Saturday, February 7, 2009
Interview: Edmund Mcmillen
You recently created a game with Tyler Glaiel titled AVGM. What was the inspiration for making that game?
AVGM is our take on games like World of Warcraft, that use abusive video game manipulation to get people to play them: Click a button for reward. The rewards take more time and effort as you progress, but you keep playing because you want to see whats next. Its a horrible way to manipulate people to play your games, but it's what sells.
It seems like it’s going to be a big year for Mcmillen games. There’s Super Meat Boy, No Quarter, and Spewer to name a few. How do you manage all of these projects?
Well, my schedule is usually get up at 10, work for about 2 hours at home, go to work with Alex (No Quarter and Gish 2). From 12 to 7 I get home and I spend some time with the wife, then from 10 to 1 I work more on my own stuff again. I try to only spend about 3-4 hours working on the weekends, but its not as hard to juggle them as you'd think. I'm trying to clear my plate though. Once Spewer and No Quarter are done I'll basically be open for only console development for the rest of the year.
Why did you start making games?
I was an animal control officer for about a year. I got fired and needed work. I was really set in conforming, just getting a real job, working, and not doing art for a living. I was always scared I'd grow to hate it and never be able to use it as a form of expression. I needed to make art to stay sane, so, it scared the shit out of me to think I could grow to hate it. I didn't have a real portfolio, so i started whoring myself out to people to get pieces for my portfolio. I got 2 jobs, one was as the cover artist for a local magazine, and the other was a freelance artist for a company called Chronic Logic. They made indie games. it was around that time I started working on a game called Cereus Peashy with Tom Fulp, and later Clubby The Seal with Rift. I was basically just doing box art and texture stuff (Chronic Logic). About a month in I pitched a game that would later be called Gish, a game about a physics based blob of black tar. And that's how I got started.
Before David Hellman jumped on the project, you designed the main protagonist in Braid. How was working with Jonathan Blow, and did you learn anything new from the experience?

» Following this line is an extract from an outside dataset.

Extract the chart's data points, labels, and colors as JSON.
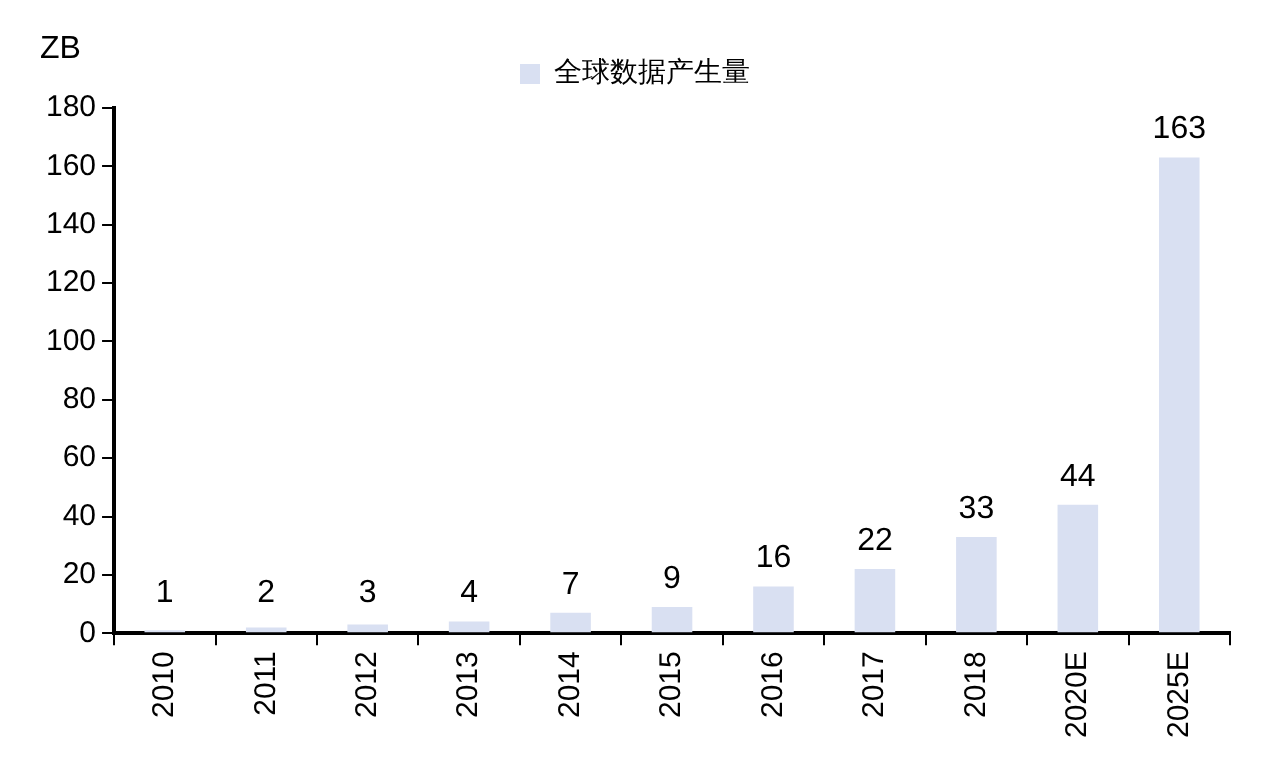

Working with Jon was interesting. It seemed like he knew what he wanted but couldn't totally explain what it was because it was more like he knew how the character should "feel", but couldn't put the feeling into words, so there was a ton of trial and error in the designs. I ended up drawing all the characters about 50+ times each with slightly different sized noses and eyes till it was perfect. I learned more from playing the game then working with him. One of my biggest regrets in working on Braid was not really putting myself into my work. i didn't want to fuck his game up, so I stood back and just did what I was told. I wish I could say I had more to do with how things looked, but really I was just doing what Jon wanted. I just didn't want to fuck his game up so, I didn't want to push my own designs. But it was cool having worked on it, and Jon's a really cool guy.
In your blog, you posted about the issues of the IGF. Do you still feel the same way about that, and were there any nominated titles that you enjoyed?
Yeah, I still feel the same, and I'm still working with others who also feel the same way on a basic outline to pitch to the IGF later this year. I hope it might shed some light on things and fix a few of the issues a few of us have with the judging system.
The only games I've played so far this year are Dyson, Cortex Command, Between, Graveyard, Snap Shot, and You Have To Burn The Rope. The games this year seem okay... Nothing stands out to me as an AWESOME game like the past few years. I'm looking forward to playing Feist, and I also want to see how Night Game plays. From screenshots it looks a bit Gishy and I'm a sucker for games involving black balls with physics. I'm a huge fan of black balls.